À Kinshasa, mégapole de plus de 15 millions d’habitants et capitale de la République démocratique du Congo, la gestion des déchets est devenue l’un des défis environnementaux et sanitaires les plus préoccupants. Certaines statistiques révèlent que chaque jour, la ville génère plus de 12 000 tonnes de déchets solides, dont environ 40 % sont constitués de matières plastiques. Ces déchets, souvent abandonnés dans les rues, les marchés, les caniveaux ou les cours d’eau, contribuent à l’insalubrité de la ville, aggravent les inondations pendant les saisons de pluie et favorisent la propagation de maladies.

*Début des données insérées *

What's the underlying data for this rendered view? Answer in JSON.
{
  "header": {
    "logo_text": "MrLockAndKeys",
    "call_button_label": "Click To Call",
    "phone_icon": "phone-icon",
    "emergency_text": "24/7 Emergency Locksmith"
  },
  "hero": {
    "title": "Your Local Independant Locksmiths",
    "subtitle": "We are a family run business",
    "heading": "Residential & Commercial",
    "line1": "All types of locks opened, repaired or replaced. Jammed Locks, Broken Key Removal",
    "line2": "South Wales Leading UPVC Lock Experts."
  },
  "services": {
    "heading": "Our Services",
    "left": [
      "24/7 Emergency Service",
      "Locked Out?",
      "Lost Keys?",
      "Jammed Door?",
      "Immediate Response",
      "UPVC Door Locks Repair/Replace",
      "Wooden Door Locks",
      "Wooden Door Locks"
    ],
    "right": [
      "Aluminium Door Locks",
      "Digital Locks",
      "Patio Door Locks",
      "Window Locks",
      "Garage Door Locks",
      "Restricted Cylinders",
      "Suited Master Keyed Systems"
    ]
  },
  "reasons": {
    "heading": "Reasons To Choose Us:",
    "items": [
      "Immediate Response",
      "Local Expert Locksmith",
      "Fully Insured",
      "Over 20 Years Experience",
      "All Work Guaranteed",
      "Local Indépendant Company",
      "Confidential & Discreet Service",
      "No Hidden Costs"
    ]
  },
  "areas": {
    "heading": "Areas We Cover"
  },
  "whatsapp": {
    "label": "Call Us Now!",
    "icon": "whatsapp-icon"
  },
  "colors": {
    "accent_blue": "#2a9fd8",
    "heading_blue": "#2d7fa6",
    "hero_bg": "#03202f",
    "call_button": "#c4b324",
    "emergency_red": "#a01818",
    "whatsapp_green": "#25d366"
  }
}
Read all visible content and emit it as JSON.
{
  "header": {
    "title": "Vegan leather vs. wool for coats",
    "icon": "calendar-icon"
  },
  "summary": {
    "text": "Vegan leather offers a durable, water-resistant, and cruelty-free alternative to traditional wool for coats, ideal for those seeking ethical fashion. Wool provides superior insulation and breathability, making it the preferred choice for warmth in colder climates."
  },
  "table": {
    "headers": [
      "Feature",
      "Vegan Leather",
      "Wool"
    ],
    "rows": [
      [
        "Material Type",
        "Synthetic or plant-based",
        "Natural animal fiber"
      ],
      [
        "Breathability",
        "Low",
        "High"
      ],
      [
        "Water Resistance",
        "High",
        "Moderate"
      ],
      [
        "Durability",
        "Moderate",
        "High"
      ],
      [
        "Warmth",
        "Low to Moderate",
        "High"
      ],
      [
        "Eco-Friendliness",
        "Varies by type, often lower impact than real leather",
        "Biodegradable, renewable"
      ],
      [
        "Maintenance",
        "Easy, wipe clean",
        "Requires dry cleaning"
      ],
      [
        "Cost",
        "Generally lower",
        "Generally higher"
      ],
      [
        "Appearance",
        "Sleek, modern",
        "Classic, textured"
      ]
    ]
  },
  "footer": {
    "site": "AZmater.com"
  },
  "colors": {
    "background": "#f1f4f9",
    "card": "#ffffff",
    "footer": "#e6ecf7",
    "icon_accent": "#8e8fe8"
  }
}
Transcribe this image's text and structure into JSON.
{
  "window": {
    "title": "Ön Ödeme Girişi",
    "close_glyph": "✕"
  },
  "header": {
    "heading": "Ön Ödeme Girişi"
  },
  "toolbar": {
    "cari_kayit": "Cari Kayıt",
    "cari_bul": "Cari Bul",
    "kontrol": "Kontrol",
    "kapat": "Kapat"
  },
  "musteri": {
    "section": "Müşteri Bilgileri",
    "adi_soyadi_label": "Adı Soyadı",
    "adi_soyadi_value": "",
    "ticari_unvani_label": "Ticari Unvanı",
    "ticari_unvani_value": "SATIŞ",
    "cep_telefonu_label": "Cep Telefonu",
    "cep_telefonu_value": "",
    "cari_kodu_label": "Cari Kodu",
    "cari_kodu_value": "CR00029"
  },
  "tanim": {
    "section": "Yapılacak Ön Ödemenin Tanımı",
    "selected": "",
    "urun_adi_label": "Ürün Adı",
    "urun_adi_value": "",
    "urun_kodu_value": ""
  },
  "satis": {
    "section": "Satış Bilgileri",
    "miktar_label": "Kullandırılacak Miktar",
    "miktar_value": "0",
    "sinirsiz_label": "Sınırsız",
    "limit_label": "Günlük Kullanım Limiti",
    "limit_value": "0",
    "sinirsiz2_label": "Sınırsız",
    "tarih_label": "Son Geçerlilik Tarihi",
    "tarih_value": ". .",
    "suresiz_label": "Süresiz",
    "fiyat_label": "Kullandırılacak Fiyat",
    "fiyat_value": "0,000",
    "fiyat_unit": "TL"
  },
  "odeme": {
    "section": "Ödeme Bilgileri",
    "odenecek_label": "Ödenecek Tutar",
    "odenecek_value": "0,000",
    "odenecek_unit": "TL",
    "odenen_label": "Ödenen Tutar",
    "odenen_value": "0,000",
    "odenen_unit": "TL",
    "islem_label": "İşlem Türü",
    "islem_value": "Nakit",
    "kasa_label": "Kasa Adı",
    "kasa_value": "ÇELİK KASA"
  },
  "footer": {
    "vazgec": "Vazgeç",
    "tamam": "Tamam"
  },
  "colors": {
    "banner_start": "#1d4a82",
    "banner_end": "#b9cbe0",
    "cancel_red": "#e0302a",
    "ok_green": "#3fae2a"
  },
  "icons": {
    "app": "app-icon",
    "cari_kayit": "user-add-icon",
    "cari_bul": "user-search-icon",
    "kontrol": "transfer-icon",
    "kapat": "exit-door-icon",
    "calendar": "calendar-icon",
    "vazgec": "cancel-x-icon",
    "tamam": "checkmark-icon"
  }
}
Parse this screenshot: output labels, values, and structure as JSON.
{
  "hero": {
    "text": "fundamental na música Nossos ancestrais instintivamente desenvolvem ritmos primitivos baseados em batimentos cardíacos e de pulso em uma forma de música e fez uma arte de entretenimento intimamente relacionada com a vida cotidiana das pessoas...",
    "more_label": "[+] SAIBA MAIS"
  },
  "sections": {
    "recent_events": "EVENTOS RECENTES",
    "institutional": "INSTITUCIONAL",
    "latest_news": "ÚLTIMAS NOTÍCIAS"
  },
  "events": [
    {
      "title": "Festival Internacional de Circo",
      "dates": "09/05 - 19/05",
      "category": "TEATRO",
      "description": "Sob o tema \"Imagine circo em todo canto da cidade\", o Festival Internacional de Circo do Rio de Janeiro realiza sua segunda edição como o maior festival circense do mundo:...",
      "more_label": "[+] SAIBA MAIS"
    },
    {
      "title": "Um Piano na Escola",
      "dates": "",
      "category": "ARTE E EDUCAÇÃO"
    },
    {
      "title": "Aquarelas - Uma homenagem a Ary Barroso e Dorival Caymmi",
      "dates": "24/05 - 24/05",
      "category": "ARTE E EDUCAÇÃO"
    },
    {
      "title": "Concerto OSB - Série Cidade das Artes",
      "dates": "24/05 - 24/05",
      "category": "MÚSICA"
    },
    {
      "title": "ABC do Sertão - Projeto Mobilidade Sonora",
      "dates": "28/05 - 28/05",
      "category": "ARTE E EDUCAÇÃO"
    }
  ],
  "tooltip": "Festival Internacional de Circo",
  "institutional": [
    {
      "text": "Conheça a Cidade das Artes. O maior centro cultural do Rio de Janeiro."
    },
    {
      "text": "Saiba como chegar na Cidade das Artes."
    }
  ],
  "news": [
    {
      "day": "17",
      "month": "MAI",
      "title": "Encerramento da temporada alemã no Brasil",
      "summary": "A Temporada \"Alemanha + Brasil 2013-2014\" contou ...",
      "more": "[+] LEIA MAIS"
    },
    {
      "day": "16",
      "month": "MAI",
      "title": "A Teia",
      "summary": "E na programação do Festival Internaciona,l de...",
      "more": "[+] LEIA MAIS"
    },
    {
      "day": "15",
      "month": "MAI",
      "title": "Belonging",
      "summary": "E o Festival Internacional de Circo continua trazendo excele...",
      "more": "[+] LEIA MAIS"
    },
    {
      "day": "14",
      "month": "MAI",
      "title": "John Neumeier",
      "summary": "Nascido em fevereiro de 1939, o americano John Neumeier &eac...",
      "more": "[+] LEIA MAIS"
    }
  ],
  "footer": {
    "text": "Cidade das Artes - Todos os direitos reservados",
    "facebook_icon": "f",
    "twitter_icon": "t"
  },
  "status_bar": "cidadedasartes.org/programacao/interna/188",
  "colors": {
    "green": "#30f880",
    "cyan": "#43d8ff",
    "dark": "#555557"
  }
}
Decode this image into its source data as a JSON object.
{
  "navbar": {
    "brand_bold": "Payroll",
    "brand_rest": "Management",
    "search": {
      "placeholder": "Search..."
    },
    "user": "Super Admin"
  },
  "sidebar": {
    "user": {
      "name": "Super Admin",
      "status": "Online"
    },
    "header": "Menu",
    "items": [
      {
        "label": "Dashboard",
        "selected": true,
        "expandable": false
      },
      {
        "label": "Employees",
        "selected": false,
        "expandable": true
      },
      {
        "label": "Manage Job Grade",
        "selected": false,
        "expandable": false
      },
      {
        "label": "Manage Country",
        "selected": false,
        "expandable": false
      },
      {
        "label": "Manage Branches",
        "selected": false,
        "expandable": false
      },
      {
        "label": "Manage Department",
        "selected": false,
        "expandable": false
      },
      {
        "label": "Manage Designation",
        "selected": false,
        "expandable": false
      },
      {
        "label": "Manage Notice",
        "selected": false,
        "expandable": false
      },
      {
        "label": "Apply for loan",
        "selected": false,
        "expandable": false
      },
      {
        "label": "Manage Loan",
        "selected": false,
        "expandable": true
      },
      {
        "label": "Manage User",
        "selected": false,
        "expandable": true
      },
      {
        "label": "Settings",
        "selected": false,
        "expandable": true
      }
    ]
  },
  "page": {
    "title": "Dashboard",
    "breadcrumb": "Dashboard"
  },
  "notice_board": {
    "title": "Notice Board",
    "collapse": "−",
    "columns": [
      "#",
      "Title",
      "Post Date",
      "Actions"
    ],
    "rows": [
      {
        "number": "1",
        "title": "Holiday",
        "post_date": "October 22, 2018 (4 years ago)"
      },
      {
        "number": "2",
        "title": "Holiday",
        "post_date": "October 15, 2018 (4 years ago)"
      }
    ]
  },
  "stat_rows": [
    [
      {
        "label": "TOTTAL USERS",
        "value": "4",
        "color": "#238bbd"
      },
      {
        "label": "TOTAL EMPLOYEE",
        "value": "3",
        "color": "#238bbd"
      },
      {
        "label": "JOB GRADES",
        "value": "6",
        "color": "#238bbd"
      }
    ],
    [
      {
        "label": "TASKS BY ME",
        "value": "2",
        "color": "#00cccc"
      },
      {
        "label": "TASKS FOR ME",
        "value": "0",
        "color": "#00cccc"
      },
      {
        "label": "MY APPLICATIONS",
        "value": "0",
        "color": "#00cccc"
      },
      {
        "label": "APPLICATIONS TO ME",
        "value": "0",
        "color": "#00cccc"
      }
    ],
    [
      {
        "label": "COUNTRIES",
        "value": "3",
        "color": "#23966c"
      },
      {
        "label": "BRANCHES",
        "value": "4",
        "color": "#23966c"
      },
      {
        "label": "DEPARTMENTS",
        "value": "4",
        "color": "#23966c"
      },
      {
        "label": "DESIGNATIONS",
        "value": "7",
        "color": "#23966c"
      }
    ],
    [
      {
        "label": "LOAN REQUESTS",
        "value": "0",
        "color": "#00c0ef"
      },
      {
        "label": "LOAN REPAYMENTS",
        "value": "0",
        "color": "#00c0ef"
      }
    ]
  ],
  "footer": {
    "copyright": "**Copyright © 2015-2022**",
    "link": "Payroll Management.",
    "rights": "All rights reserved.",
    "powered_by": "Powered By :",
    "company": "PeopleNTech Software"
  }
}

Au fil des années, plusieurs mesures ont été adoptés par les autorités afin de limiter la production, l’importation et l’utilisation des sacs ainsi que d’autres emballages plastiques à usage unique. Des initiatives citoyennes, des organisations environnementales et des programmes publics tentent de sensibiliser la population et de promouvoir des pratiques plus durables.
Cependant, ces efforts demeurent encore limités au regard de l’ampleur de la pollution qui continue de dégrader le cadre de vie des habitants et de menacer les écosystèmes urbains de la capitale congolaise. L’application des textes reste largement insuffisante en raison du manque de contrôle, de l’absence d’alternatives accessibles pour les consommateurs et de la faiblesse des infrastructures de collecte et de recyclage.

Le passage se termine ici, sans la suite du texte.